I've long been wanting to begin writing and something is prompting me to finally start.  Hearing the doctor speak the words "highly suspicious" put things into clearer focus for me.  I worry about writing for an audience but I should be writing for myself and my family, my son in particular.  If anyone else happens to stumble onto this blog and choose to stick around for a bit then all the better. 

Over the last few years I've bounced several ideas for blogs around in my mind before finally settling on this title.  It seems to best express who I am and where I've been.  I am not valuable because of who I am but because of who He is.  I have one of those personalized necklaces that are so popular right now.  It has a charm with my son's initial, a charm with my husband's and my initials, and a charm with a Bible verse on it.

The Lord is wonderfully good to those who wait for him and seek him.  -Lamentations 3:25

I've decided that I'm not going to worry about my lack of grammatical knowledge or my tendency to ramble on or bounce around randomly.  That is the way I think, after all.  I'm just going to write what's on my mind and in my heart and put it out there.  My prayer is that God will take my imperfect words and use them for His glory, whether that means blessing me through the creative release of writing or blessing anyone who may choose to read my words.  I don't feel "good enough" to write publically.  There, I've said it.  But the beauty of knowing who I am in Christ is that I don't have to be good enough.  In fact, I never will be good enough and neither will anyone else.  But He is and He loves me.  And you.  And that is enough. 

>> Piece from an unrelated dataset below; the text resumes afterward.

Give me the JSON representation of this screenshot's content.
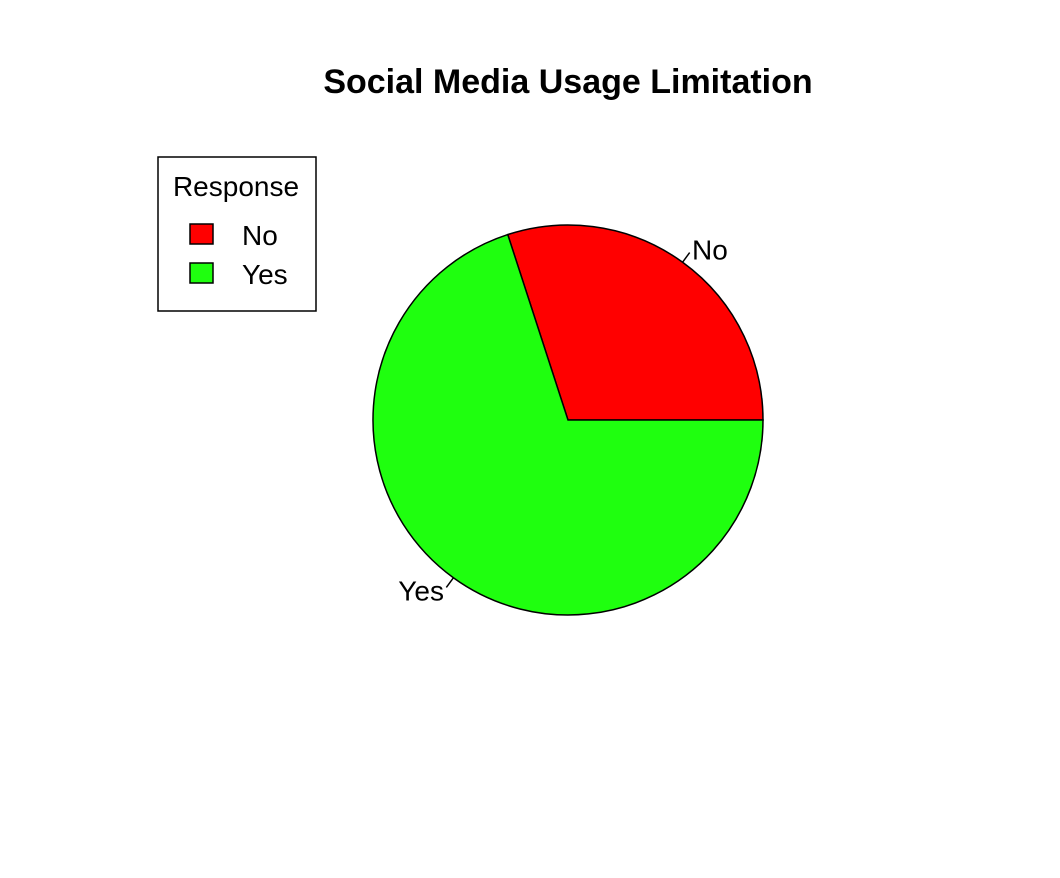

I hope you have a wonderful day.  I certainly am.  My day-long headache from yesterday is gone.  It's 72 degrees and cloudy with a gentle, cool breeze floating through my open windows.  A bit about me -- I love cloudy, rainy days -- I'm strange that way (don't worry - I also love sunny days).  I'm meeting some friends for lunch at Cafe Chocolate (the name says it all).  I'll wrap things up by taking my son and his best friend swimming at a wonderful indoor pool near our home.  I'm going to enjoy every moment of this day and tomorrow I'll go for my biopsy and await the results.  Hopefully by the end of the week I'll know what the coming months hold but for now I'll rest safely in His arms.